O teste do motor de arranque deve ser feito com cuidado e por quem sabe, pois implica liga-lo a uma bateria para verificar se realmente funciona.
Pode usar o ohmimetro da mesma maneira que para o alternador mas só terá a certeza de estar ok quando o experimentar.

sábado, 13 de novembro de 2010

Na oficina...




Depois de muito procurar lá encontrei uma oficina que aceitou fazer o trabalho.
Sendo um negocio, o trabalho de oficina tem de dar lucro e a primeira pergunta foi:
-Tem Podres?
Levei lá o carro no estado que já viram anteriormente e deixei avaliar a coisa.
Feito o negocio cheguei a acordo e lá defini as linhas da pintura que queria e como queria o trabalho entregue.
O prazo acordado foi á volta de duas semanas. Claro que eu sabia que isso não ia ser possível pois todas as oficinas de pintura dão prioridade a carros utilizados no dia a dia, e a cliente mais regulares.
Mas para minha grande surpresa ao fim de uma semana já tinha sido desmontado e as mossas assinaladas.
Claro que depois entrou em processo de letargia... onde se mantem.
Hoje foi-me solicitado uma foto de como quero o carro e estou esperançado que para a semana vai levar tinta.

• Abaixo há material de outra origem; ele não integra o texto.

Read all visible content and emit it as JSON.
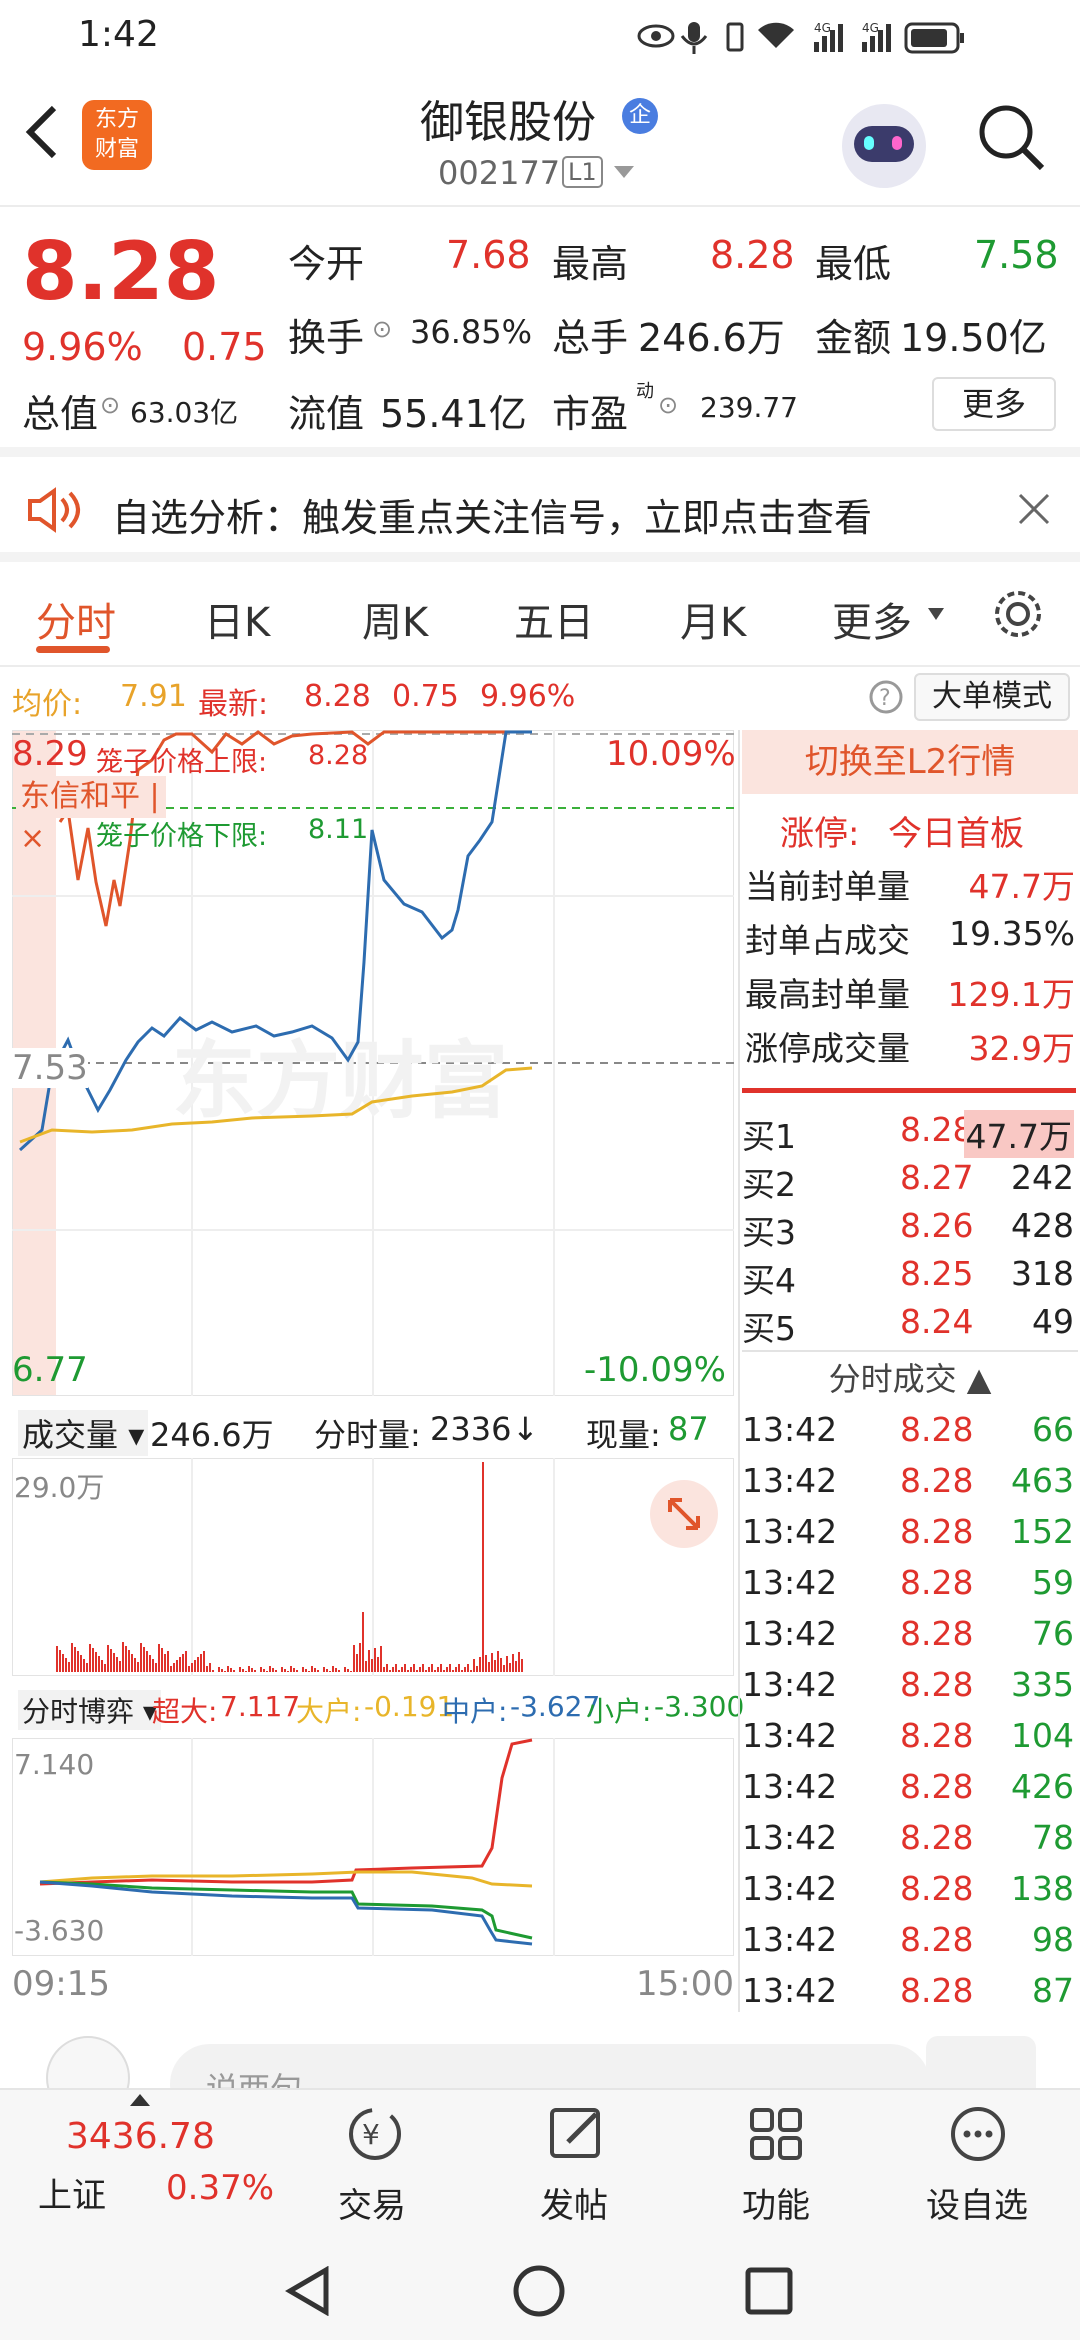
{
  "status": {
    "time": "1:42",
    "sig1": "4G",
    "sig2": "4G"
  },
  "header": {
    "logo_line1": "东方",
    "logo_line2": "财富",
    "stock_name": "御银股份",
    "badge": "企",
    "code": "002177",
    "level": "L1"
  },
  "quote": {
    "price": "8.28",
    "change_pct": "9.96%",
    "change_amt": "0.75",
    "open_label": "今开",
    "open": "7.68",
    "high_label": "最高",
    "high": "8.28",
    "low_label": "最低",
    "low": "7.58",
    "turnover_label": "换手",
    "turnover": "36.85%",
    "vol_label": "总手",
    "vol": "246.6万",
    "amount_label": "金额",
    "amount": "19.50亿",
    "mcap_label": "总值",
    "mcap": "63.03亿",
    "float_label": "流值",
    "float": "55.41亿",
    "pe_label": "市盈",
    "pe_sup": "动",
    "pe": "239.77",
    "more": "更多"
  },
  "alert": {
    "text": "自选分析：触发重点关注信号，立即点击查看"
  },
  "tabs": [
    "分时",
    "日K",
    "周K",
    "五日",
    "月K",
    "更多"
  ],
  "info_bar": {
    "avg_label": "均价:",
    "avg": "7.91",
    "latest_label": "最新:",
    "latest": "8.28",
    "chg": "0.75",
    "pct": "9.96%",
    "mode_btn": "大单模式"
  },
  "chart": {
    "y_high": "8.29",
    "y_mid": "7.53",
    "y_low": "6.77",
    "pct_high": "10.09%",
    "pct_low": "-10.09%",
    "cage_up_label": "笼子价格上限:",
    "cage_up": "8.28",
    "cage_down_label": "笼子价格下限:",
    "cage_down": "8.11",
    "broker": "东信和平",
    "watermark": "东方财富",
    "time_start": "09:15",
    "time_end": "15:00"
  },
  "volume": {
    "label": "成交量",
    "total": "246.6万",
    "min_vol_label": "分时量:",
    "min_vol": "2336",
    "arrow": "↓",
    "now_label": "现量:",
    "now": "87",
    "axis_max": "29.0万"
  },
  "game": {
    "label": "分时博弈",
    "super_label": "超大:",
    "super": "7.117",
    "large_label": "大户:",
    "large": "-0.191",
    "mid_label": "中户:",
    "mid": "-3.627",
    "small_label": "小户:",
    "small": "-3.300",
    "axis_max": "7.140",
    "axis_min": "-3.630"
  },
  "panel": {
    "switch_l2": "切换至L2行情",
    "limit_label": "涨停:",
    "limit_text": "今日首板",
    "stats": [
      {
        "label": "当前封单量",
        "value": "47.7万"
      },
      {
        "label": "封单占成交",
        "value": "19.35%"
      },
      {
        "label": "最高封单量",
        "value": "129.1万"
      },
      {
        "label": "涨停成交量",
        "value": "32.9万"
      }
    ],
    "bids": [
      {
        "label": "买1",
        "price": "8.28",
        "qty": "47.7万"
      },
      {
        "label": "买2",
        "price": "8.27",
        "qty": "242"
      },
      {
        "label": "买3",
        "price": "8.26",
        "qty": "428"
      },
      {
        "label": "买4",
        "price": "8.25",
        "qty": "318"
      },
      {
        "label": "买5",
        "price": "8.24",
        "qty": "49"
      }
    ],
    "trades_title": "分时成交",
    "trades": [
      {
        "t": "13:42",
        "p": "8.28",
        "q": "66"
      },
      {
        "t": "13:42",
        "p": "8.28",
        "q": "463"
      },
      {
        "t": "13:42",
        "p": "8.28",
        "q": "152"
      },
      {
        "t": "13:42",
        "p": "8.28",
        "q": "59"
      },
      {
        "t": "13:42",
        "p": "8.28",
        "q": "76"
      },
      {
        "t": "13:42",
        "p": "8.28",
        "q": "335"
      },
      {
        "t": "13:42",
        "p": "8.28",
        "q": "104"
      },
      {
        "t": "13:42",
        "p": "8.28",
        "q": "426"
      },
      {
        "t": "13:42",
        "p": "8.28",
        "q": "78"
      },
      {
        "t": "13:42",
        "p": "8.28",
        "q": "138"
      },
      {
        "t": "13:42",
        "p": "8.28",
        "q": "98"
      },
      {
        "t": "13:42",
        "p": "8.28",
        "q": "87"
      }
    ]
  },
  "comment_bar": {
    "placeholder": "说两句..."
  },
  "bottom": {
    "index_value": "3436.78",
    "index_name": "上证",
    "index_pct": "0.37%",
    "trade": "交易",
    "post": "发帖",
    "func": "功能",
    "watch": "设自选"
  },
  "colors": {
    "up": "#e0322b",
    "down": "#1e9a32",
    "accent": "#e0552b",
    "avg_line": "#e8b52a",
    "price_line": "#2d6cb0"
  }
}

domingo, 3 de outubro de 2010

A remontagem e os problemas




E assim passo a passo lá fui colocando tudo no lugar.
O objectivo mais rápido era fazer a inspecção e ficar mais um ano descansado. Depois iniciei os pormenores até chegar ao ponto de ter de entregar o carro numa oficina para fazer a pintura. Foi dificil conseguir quem me aceita-se o trabalho a preço razoavel porem com a ajuda de um primo lá encontrei.
Neste momento depois de reunir os € necessários lá entreguei o 2cv na oficina onde permane-se á espera da boa vontade dos pintores.

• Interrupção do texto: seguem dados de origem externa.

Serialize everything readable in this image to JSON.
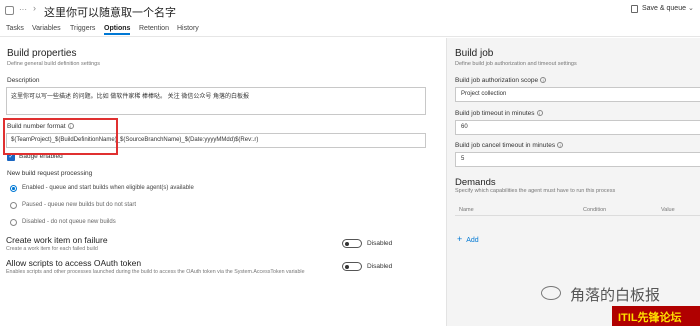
{
  "header": {
    "title": "这里你可以随意取一个名字",
    "ellipsis": "···",
    "save_queue_label": "Save & queue"
  },
  "tabs": [
    "Tasks",
    "Variables",
    "Triggers",
    "Options",
    "Retention",
    "History"
  ],
  "active_tab": "Options",
  "build_properties": {
    "title": "Build properties",
    "subtitle": "Define general build definition settings",
    "description_label": "Description",
    "description_value": "这里你可以写一些描述 的问题。比如 做软件家稀 棒棒哒。    关注 微信公众号 角落的白板报",
    "build_number_label": "Build number format",
    "build_number_value": "$(TeamProject)_$(BuildDefinitionName)_$(SourceBranchName)_$(Date:yyyyMMdd)$(Rev:.r)",
    "badge_label": "Badge enabled"
  },
  "new_build": {
    "title": "New build request processing",
    "options": [
      "Enabled - queue and start builds when eligible agent(s) available",
      "Paused - queue new builds but do not start",
      "Disabled - do not queue new builds"
    ],
    "selected_index": 0
  },
  "work_item": {
    "title": "Create work item on failure",
    "subtitle": "Create a work item for each failed build",
    "toggle_label": "Disabled"
  },
  "oauth": {
    "title": "Allow scripts to access OAuth token",
    "subtitle": "Enables scripts and other processes launched during the build to access the OAuth token via the System.AccessToken variable",
    "toggle_label": "Disabled"
  },
  "build_job": {
    "title": "Build job",
    "subtitle": "Define build job authorization and timeout settings",
    "scope_label": "Build job authorization scope",
    "scope_value": "Project collection",
    "timeout_label": "Build job timeout in minutes",
    "timeout_value": "60",
    "cancel_label": "Build job cancel timeout in minutes",
    "cancel_value": "5"
  },
  "demands": {
    "title": "Demands",
    "subtitle": "Specify which capabilities the agent must have to run this process",
    "col_name": "Name",
    "col_condition": "Condition",
    "col_value": "Value",
    "add_label": "Add"
  },
  "watermark": {
    "text": "角落的白板报",
    "footer": "ITIL先锋论坛"
  },
  "colors": {
    "accent": "#0078d4",
    "highlight_box": "#e03030",
    "checkbox": "#1a66c2",
    "watermark_bg": "#b00000"
  }
}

domingo, 26 de setembro de 2010

O teste de Motor.

Depois de montado houve ainda uma peripécia com o prato da embraigem que me custou cerca de 50€ alem das contas.
Mas quando tudo estava ok...
é ver o filme...
http://www.youtube.com/watch?v=4MWFDINKlaI
Parece tudo ok?
Não! Não está...
Podem ver que o motor só aumenta de regime depois de dois toques no acelerador o que significa que tem de embalar para funcionar.
Iniciou-se aqui mais uma saga que quase me fez desistir e entregar o carro numa oficina.
Passos dados para resolver:
-Desmontar, lavar e soprar todo o carburador (Não colocar de molho)
-Verificar boia e nivel
-Afinação de ralentin
-Verificar bomba combustivel
Ficou igual...
Parte electrica:
-Platinados e condensador (Substituir e afinar)
-Afinação de ponto ( Broca de 6 mm introduzida no buraco lado esquerdo junto ao motor de arranque de modo a travar o volante do motor http://www.youtube.com/watch?v=eteN5FvSguY)
-Cabos e velas do motor
Nada dava resultado e confesso que estava a ponto de abater o 2cv
-Pedir ajuda ao amigo experiente Ricardo... Deu com a coisa em 15minutos para grande vergonha minha.
A famosa bobine do 2 cv que eu tinha tirado nova da caixa estava estragada e não dava resposta em tensão quando o regime do motor aumentava.
Bastou colocar uma velha e a coisa ficou praticamente Ok!

O motor no local



















Para ter este aspecto o motor foi todo lavado como é obvio e os resguardos e colectores foram tratados.
Os resguardos foram esmaltados e o colector niquelado ficando com excelente aspecto. os parafusos tambem passaram pelo processo de niquelagem e ficaram ok.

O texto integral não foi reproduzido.